I can’t remember much of what she said, but I know she began by saying sorry. And that she missed me, and that I had been the best friend she ever had. The saddest thing was she admitted she and Arse never loved each other, ‘it was just sex,’ she said.
In a way it would have been better if they had fallen passionately for each other. A Romeo and Juliet affair with tragic consequences. But no. It was just sex. They created such destruction, such a lasting impact on me, and it was just sex. Such a squalid and depressing biological urge.
I haven’t seen her since. We are now ten years on from then. I am friends with her on Facebook. Rob thinks I’m mad. I can’t really explain why I keep up that contact. Is it so I can show off my perfect (ha! Facebook perfect obvs) life, or is it simply I miss her? That friendship forged at such an important time? I don’t know. I don’t even know if I’ve forgiven her. I think I have.
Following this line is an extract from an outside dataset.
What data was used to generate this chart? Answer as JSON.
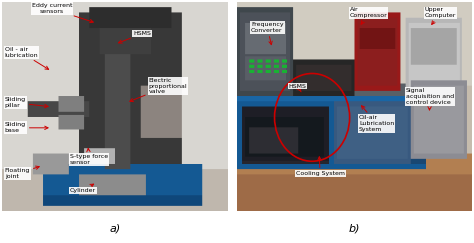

I feel like I can wish her well now without rancour. Maybe one day I’ll message her and we’ll go out and get drunk and cry, then laugh, then put it all behind us. If I do, you’ll be the first to know!
So there it is. More of those scars we all gather as we age. This was all so painful at the time, but losing a child puts all this into perspective. Nothing can ever come close to the horror of giving birth to a dead child. I am pleased that this story, which defined me for so long, now feels like a distant memory which has lost its power to hurt. Because it is so long ago, I am sure the others involved in this will remember events differently, but, as they say, this is my truth and it has been strangely therapeutic to write it all down.
How about you? Ever been mistreated by a man? Or woman! Let me know your stories. And do you think I should contact Jessie again or move on altogether?
Stay strong, warriors – wear your scars with pride!